Perl is the most common scripting language for form processing; C, Java, and even JavaScript are other options. Web developers skilled in these languages can use a simple text editing program such as Notepad to create these files. There are several sites on the web that offer free CGI scripts that you can either use as is or modify to fit your needs. 2 common options for form processing are available below. You can also ask your sites hosting provider or web team if there are any CGI scripts that are already configured to run on your web server that you can use (most web hosting providers offer these for free with your account via your control panel).

CGI Email (written in C programming language)

This script is the property of: http://web.mit.edu/wwwdev/cgiemail/. See this page for support information.

Pros: A quick and easy option when getting started, as it does not require you to edit a script. You are only required to create a text file (no coding required), define some hidden fields in your form (Insert panel, Forms tab) then upload the text file to your site and the cgiemail file to the cgi-bin folder of your remote site.

Cons: Not very secure.

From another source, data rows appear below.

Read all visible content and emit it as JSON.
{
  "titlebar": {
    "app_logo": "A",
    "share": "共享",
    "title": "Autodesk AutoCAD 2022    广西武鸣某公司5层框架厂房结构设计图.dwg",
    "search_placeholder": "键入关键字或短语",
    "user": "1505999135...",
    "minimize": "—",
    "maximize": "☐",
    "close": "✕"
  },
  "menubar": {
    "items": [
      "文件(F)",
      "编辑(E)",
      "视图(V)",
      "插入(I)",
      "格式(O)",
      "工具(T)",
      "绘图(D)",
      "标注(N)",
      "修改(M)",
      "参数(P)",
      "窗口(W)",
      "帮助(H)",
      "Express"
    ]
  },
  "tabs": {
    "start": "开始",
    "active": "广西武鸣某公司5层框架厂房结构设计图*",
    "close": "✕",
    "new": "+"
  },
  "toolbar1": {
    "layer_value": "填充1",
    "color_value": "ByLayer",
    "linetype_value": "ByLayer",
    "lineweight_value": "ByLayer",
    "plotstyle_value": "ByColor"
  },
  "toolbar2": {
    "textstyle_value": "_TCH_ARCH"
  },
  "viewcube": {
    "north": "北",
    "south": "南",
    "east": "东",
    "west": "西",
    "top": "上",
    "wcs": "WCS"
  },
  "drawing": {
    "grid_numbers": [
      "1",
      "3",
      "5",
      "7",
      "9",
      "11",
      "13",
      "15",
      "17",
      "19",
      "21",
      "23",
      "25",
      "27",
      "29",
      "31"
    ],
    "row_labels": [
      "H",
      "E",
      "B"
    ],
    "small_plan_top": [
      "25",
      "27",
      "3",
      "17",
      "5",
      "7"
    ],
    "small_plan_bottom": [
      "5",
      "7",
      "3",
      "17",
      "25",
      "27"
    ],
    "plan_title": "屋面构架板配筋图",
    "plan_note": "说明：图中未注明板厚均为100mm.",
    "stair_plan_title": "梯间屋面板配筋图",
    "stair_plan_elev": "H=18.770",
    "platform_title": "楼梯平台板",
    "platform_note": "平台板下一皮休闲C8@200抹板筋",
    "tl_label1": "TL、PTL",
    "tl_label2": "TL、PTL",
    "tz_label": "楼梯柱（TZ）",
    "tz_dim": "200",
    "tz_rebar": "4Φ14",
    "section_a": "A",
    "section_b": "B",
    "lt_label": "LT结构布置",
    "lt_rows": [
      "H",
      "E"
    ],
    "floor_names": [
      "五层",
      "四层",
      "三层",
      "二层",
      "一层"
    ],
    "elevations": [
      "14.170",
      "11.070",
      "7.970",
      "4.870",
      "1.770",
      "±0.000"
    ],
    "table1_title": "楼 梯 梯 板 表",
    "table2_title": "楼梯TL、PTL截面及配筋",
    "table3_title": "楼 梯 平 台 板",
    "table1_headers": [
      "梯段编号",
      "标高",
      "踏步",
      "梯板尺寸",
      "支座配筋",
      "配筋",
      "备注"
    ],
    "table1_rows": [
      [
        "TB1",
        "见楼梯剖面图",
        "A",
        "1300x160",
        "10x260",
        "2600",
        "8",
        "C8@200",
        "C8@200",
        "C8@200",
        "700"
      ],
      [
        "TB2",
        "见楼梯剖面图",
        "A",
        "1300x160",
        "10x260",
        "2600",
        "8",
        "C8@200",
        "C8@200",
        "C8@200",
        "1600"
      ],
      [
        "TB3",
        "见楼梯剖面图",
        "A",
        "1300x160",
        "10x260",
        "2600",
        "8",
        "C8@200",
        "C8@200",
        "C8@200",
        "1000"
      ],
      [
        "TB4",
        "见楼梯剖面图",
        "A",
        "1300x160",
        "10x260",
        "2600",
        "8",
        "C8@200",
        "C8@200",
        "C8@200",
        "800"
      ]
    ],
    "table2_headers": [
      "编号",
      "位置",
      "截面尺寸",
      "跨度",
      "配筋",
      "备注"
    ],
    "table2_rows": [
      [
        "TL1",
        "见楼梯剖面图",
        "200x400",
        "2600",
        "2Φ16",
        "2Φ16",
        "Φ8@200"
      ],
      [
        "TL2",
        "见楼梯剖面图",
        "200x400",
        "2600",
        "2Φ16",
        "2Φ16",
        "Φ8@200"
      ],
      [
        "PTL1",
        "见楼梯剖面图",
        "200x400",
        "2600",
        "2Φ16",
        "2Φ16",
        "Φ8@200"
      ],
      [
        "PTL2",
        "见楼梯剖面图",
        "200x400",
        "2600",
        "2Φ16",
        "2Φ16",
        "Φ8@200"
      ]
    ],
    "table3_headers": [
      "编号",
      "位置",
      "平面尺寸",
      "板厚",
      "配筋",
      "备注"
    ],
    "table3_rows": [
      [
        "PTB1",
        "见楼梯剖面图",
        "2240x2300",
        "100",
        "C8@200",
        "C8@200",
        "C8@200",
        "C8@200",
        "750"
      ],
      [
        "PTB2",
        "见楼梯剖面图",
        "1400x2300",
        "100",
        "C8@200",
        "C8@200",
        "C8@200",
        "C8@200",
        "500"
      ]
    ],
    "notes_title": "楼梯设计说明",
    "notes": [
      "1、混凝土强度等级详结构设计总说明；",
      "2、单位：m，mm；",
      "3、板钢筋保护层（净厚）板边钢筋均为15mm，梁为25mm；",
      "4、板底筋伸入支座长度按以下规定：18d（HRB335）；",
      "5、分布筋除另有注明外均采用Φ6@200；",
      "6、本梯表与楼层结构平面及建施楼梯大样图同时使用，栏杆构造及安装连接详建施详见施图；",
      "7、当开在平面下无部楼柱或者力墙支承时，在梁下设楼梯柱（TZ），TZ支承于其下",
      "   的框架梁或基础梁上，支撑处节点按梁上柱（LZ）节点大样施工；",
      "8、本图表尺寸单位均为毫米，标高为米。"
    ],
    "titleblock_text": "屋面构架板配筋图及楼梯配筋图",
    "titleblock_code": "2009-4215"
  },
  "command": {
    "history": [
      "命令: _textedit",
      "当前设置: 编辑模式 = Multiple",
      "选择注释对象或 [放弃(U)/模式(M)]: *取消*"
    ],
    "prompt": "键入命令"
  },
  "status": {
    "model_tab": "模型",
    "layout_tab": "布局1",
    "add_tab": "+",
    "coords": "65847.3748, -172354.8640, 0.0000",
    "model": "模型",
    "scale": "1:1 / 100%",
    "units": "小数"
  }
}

Spambots can access your script and you can expect to receive a few spammy emails generated from your form.


MNS FormMail (written using Perl Script)

This script is the property of: http://nms-cgi.sourceforge.net/. See this page for support information.

Pros: More secure and offers greater form management options.

Cons: You will be required to edit the Perl script (FormMail.pl). Full instructions are provided however, editing script can be daunting for new users.